920 - MANUEL DOS ANJOS "POCAS"

Chegaria à categoria principal do FC Porto, segundo publicações da época, vindo de um modesto emblema da região de Chaves. Com a estreia a acontecer no antigo Estádio do Lima, a relação que ali começava seria, para ambas as partes, bastante proveitosa. Logo nessa temporada de 1935/36, o médio daria boas indicações. Todavia, e nisso de aferições positivas, também o atleta sairia como um dos afortunados.
Para Manuel dos Anjos, o popular “Pocas”, a campanha de estreia com os “Dragões” acabaria por resultar nos primeiros títulos para o seu currículo. Após ajudar a conquistar o “Regional” portuense de 1935/36, o centrocampista continuaria a ser uma peça fundamental para os sucessos do clube. Tecnicamente mais evoluído do que o comum dos futebolistas da época, o jogador também conseguiria destacar-se pela entrega que punha em todas as partidas. Essa razão levaria o transmontano a transformar-se num dos símbolos do clube e num dos grandes responsáveis por uma das mais bem-sucedidas épocas da história “azul e branca”.
Mantendo-se o clube na crista das vitórias regionais, os anos seguintes trariam também conquistas de índole mais vasta.
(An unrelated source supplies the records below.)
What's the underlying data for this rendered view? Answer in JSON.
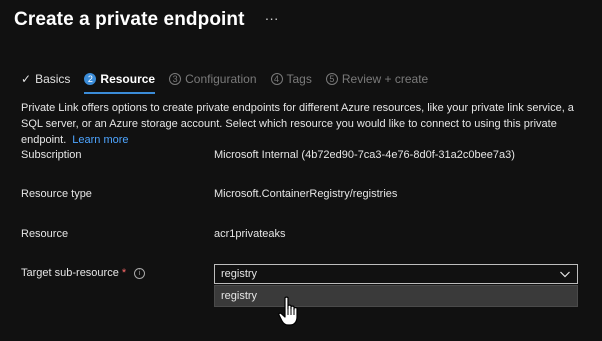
{
  "header": {
    "title": "Create a private endpoint",
    "more": "···"
  },
  "steps": [
    {
      "label": "Basics",
      "number": "",
      "state": "done"
    },
    {
      "label": "Resource",
      "number": "2",
      "state": "active"
    },
    {
      "label": "Configuration",
      "number": "3",
      "state": "inactive"
    },
    {
      "label": "Tags",
      "number": "4",
      "state": "inactive"
    },
    {
      "label": "Review + create",
      "number": "5",
      "state": "inactive"
    }
  ],
  "description": {
    "text": "Private Link offers options to create private endpoints for different Azure resources, like your private link service, a SQL server, or an Azure storage account. Select which resource you would like to connect to using this private endpoint.",
    "link": "Learn more"
  },
  "fields": {
    "subscription": {
      "label": "Subscription",
      "value": "Microsoft Internal (4b72ed90-7ca3-4e76-8d0f-31a2c0bee7a3)"
    },
    "resource_type": {
      "label": "Resource type",
      "value": "Microsoft.ContainerRegistry/registries"
    },
    "resource": {
      "label": "Resource",
      "value": "acr1privateaks"
    },
    "target_sub_resource": {
      "label": "Target sub-resource",
      "required_mark": "*",
      "info_icon": "info-icon",
      "selected": "registry",
      "options": [
        "registry"
      ]
    }
  },
  "colors": {
    "accent": "#3b8cd8",
    "link": "#4ea5ff",
    "background": "#111111",
    "required": "#ff6a6a"
  },
  "icons": {
    "check": "checkmark-icon",
    "chevron": "chevron-down-icon",
    "cursor": "hand-pointer-cursor-icon"
  }
}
O Campeonato de Portugal de 1936/37 e as edições de 1938/39 e 1939/40 do Campeonato Nacional catapultariam todo o conjunto para um patamar mais alto. Claro está, mesmo estando os ditos êxitos estritamente ligados ao poder do colectivo, houve jogadores que foram merecendo um destaque especial. Acácio Mesquita, Valdemar Mota, Hernâni ou Pinga foram nomes maiores, onde também venceriam Soares dos Reis, Guilhar ou, como é lógico, Pocas.
Nisso de reconhecimentos, e por mais troféus que consigam conquistar, há um que todo o atleta almeja. Para Manuel dos Anjos essa recompensa chegaria sensivelmente a meio do seu percurso como futebolista. A 16 de Março de 1941, com Cândido de Oliveira aos comandos da selecção nacional, o jogador conseguiria a sua primeira internacionalização. Em Bilbao, após o terminar da parte inicial desse amigável frente à Espanha, o médio entraria para o lugar do “belenense” Mariano Amaro.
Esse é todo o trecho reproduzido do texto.